Life insurance claim denied for misrepresentations.
On March 3, 2015, the Nova Scotia Court of Appeal upheld the denial of a widow’s application for life insurance benefits following the death of her husband, the insured, because the insured had materially misrepresented his medical history in his application for life and disability insurance.
In Linden Estate v. CUMIS Life Insurance Co., an insured applied for life and disability insurance. The application included a supplementary health questionnaire to be completed over the telephone. The questionnaire included questions about the insured’s medical history. The insured was asked whether he had experienced any psychological or psychiatric disorders such as psychosis, anxiety, or depression, and whether he had ever received or been advised to have treatment for the use or abuse of drugs. The insured admitted that he suffered from depression; however, he did not disclose that he had been previously hospitalized for suicide attempts, including a drug overdose. The insured was also asked whether he had ever been a patient in a hospital, medical facility or treatment centre, and answered “no”; however, the insured had been a patient of all three types of facilities at different points in time. Shortly after the insurer issued the policy, the insured was hospitalized after a suicide attempt. He suffered recurrences of depression thereafter and died of a heart attack just over a year after purchasing the policy.

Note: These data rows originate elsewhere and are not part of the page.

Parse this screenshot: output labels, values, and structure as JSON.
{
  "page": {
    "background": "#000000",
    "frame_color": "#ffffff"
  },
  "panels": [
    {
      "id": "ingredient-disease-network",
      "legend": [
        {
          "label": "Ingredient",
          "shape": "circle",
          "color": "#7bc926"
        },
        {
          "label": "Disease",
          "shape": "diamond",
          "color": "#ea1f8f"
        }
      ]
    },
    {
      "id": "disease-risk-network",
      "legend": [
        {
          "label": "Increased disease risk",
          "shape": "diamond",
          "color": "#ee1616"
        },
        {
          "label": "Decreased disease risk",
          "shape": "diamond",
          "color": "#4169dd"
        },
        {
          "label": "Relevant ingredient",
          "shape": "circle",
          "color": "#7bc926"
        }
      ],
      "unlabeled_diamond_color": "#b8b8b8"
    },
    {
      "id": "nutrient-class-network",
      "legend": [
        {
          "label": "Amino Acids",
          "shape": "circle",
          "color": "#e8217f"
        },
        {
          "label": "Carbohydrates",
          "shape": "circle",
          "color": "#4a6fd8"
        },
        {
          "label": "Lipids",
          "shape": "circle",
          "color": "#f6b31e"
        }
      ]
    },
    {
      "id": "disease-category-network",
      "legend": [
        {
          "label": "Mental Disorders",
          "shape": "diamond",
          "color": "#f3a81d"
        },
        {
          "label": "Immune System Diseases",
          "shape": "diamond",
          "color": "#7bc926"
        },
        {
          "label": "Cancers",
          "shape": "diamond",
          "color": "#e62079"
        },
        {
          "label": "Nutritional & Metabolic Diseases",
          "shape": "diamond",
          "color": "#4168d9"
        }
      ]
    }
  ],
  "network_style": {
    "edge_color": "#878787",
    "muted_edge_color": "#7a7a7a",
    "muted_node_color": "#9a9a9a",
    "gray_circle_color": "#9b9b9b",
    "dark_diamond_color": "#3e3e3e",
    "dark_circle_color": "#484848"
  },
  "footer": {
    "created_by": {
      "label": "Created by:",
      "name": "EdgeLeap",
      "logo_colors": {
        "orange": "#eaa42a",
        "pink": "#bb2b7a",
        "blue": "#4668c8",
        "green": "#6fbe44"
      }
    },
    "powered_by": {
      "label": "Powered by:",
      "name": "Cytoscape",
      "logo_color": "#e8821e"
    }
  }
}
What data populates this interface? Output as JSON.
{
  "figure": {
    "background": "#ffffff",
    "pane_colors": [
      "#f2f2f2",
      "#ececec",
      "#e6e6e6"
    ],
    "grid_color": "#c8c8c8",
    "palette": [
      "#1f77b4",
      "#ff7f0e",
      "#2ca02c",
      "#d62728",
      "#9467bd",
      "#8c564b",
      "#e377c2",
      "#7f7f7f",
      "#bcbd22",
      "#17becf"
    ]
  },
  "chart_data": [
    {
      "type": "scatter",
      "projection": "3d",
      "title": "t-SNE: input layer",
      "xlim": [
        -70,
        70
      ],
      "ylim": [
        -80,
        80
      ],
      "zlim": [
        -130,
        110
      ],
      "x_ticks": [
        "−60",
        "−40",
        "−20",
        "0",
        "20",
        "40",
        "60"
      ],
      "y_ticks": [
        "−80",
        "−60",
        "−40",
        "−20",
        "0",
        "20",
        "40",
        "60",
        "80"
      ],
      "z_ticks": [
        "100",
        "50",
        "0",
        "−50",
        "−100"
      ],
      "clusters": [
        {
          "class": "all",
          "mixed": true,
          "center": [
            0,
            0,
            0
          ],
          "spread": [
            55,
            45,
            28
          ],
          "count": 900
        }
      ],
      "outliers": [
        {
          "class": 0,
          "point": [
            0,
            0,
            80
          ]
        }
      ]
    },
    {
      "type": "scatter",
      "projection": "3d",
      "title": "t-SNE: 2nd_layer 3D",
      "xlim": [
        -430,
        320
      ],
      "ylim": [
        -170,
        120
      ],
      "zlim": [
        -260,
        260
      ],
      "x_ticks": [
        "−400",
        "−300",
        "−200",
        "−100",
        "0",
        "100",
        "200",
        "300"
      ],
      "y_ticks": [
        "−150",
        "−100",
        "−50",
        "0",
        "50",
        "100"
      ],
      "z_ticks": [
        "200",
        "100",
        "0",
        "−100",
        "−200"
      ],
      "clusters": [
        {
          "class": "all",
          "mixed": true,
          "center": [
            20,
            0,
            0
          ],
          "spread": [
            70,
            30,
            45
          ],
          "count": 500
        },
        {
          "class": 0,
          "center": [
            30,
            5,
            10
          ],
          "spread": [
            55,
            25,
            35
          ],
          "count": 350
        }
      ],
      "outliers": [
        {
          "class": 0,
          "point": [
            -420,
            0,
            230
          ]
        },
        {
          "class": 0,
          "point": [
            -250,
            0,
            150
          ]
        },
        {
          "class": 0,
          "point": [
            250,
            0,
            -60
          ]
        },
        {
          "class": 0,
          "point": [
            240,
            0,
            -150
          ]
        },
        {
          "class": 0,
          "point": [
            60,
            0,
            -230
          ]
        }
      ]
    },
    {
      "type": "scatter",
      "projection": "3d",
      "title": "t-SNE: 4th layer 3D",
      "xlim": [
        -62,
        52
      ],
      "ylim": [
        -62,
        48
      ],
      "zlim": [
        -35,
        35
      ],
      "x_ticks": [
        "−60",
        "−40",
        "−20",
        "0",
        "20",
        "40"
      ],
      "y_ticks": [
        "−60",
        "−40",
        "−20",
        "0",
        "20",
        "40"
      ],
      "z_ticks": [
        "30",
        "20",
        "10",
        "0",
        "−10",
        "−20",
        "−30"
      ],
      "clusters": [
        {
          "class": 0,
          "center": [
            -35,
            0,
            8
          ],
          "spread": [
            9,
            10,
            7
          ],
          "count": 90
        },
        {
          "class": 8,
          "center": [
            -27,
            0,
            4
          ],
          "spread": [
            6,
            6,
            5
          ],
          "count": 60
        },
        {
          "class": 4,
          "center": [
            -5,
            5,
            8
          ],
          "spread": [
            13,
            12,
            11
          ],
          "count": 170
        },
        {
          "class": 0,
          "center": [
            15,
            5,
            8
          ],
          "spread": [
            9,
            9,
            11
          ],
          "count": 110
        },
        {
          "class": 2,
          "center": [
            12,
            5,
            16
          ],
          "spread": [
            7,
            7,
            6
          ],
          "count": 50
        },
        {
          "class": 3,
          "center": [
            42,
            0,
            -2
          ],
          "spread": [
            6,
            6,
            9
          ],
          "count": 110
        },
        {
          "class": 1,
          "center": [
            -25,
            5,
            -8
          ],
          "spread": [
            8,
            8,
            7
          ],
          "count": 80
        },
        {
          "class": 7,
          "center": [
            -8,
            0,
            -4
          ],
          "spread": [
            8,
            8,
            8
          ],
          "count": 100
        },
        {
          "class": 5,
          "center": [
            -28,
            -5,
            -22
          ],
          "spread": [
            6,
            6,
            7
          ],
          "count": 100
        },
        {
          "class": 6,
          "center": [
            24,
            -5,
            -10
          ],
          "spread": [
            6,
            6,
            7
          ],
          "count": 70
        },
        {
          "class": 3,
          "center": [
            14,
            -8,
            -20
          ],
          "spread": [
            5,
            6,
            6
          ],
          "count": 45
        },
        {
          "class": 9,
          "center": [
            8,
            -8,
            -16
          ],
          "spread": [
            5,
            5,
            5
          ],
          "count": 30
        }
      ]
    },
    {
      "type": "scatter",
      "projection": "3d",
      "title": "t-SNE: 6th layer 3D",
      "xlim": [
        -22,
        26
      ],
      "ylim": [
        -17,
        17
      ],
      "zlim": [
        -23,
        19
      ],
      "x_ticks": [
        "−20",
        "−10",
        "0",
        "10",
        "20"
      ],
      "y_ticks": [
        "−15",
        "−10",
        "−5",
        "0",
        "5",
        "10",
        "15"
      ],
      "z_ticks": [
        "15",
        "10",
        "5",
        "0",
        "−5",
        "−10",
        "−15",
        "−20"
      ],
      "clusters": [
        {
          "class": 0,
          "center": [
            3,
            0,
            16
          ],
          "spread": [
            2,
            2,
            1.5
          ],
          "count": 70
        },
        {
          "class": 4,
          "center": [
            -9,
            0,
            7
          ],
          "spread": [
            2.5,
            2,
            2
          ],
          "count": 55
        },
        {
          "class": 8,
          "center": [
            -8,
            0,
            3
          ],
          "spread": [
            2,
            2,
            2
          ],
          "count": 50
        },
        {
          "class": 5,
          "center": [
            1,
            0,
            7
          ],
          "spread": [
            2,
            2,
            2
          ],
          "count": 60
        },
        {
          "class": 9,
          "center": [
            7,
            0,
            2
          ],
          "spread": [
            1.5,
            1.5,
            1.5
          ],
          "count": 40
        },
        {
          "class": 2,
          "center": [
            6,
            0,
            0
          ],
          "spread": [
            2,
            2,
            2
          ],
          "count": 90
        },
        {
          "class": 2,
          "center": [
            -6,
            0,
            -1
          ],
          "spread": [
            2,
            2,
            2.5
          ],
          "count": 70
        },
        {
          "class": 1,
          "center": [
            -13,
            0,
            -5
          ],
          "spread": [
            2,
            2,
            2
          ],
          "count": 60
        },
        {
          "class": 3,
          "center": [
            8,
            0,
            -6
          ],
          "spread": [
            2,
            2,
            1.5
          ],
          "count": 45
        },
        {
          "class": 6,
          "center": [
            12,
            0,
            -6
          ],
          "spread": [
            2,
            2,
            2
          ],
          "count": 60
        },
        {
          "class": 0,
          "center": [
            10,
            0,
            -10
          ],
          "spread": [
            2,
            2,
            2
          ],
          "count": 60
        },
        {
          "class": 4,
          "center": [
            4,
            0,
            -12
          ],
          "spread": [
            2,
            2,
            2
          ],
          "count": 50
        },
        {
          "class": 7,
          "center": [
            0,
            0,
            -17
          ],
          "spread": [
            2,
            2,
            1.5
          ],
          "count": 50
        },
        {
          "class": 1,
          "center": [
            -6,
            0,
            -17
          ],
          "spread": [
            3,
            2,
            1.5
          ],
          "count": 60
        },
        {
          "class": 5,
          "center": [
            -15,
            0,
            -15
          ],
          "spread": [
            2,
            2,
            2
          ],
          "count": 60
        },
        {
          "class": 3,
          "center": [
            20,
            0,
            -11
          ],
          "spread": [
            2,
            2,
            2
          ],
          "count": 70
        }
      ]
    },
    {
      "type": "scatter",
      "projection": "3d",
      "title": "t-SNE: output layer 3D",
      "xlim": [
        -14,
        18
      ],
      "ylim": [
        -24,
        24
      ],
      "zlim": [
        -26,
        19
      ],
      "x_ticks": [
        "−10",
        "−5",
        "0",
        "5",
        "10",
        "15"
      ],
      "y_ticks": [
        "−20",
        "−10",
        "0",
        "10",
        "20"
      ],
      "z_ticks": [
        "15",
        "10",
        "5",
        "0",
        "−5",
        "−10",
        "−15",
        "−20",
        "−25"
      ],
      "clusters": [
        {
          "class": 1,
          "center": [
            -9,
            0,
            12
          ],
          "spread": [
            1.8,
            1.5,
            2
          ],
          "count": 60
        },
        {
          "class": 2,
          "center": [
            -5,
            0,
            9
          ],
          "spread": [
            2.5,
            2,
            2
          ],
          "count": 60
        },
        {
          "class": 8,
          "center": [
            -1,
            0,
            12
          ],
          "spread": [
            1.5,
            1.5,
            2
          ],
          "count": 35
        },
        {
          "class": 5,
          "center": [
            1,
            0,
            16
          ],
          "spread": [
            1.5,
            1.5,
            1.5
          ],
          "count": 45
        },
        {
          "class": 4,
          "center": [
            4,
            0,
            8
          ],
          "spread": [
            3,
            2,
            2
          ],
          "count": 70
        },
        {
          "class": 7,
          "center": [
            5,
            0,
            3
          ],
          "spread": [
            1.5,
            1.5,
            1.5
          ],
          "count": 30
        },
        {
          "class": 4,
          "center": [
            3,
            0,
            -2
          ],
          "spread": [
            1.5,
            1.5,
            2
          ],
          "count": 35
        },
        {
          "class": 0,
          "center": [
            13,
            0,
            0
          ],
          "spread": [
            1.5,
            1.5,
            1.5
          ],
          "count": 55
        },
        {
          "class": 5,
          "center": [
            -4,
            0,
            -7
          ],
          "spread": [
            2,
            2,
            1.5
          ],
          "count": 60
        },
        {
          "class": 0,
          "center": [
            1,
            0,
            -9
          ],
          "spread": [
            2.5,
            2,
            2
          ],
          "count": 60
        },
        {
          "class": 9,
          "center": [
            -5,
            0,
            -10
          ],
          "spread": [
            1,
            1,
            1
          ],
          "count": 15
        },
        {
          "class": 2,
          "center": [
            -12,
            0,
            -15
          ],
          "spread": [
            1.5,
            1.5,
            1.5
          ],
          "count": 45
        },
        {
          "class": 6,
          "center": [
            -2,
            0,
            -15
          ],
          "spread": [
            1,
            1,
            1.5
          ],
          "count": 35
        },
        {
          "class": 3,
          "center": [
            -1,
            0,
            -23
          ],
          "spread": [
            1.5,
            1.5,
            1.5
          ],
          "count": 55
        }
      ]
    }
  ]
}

The insured’s widow applied for life insurance benefits following his death. When the insurer denied benefits, the widow sued the insurer. The widow’s claim was dismissed at trial, as the judge found that the insured had materially misrepresented his medical history in the questionnaire.
The Nova Scotia Court of Appeal was asked to reconsider the trial judge’s findings that the insured had made material misrepresentations. The Court of Appeal considered Henwood v. Prudential Insurance Co. of America, [1967] S.C.R. 720, wherein Ritchie J. noted:
…it is a question of fact in each case whether, if the matters concealed or misrepresented had been truly disclosed, they would, on a fair consideration of the evidence, have influenced a reasonable insurer to decline the risk or to have stipulated for a higher premium.
The Court of Appeal held that the trial judge did not err in determining that the insured had made material misrepresentations to the insurer in the questionnaire. The insured had answered “no” to unambiguous questions, and the insured’s medical records clearly indicated that the correct answer to some of these questions was “yes”. These, among other answers, were held to be material misrepresentations. The appeal was dismissed.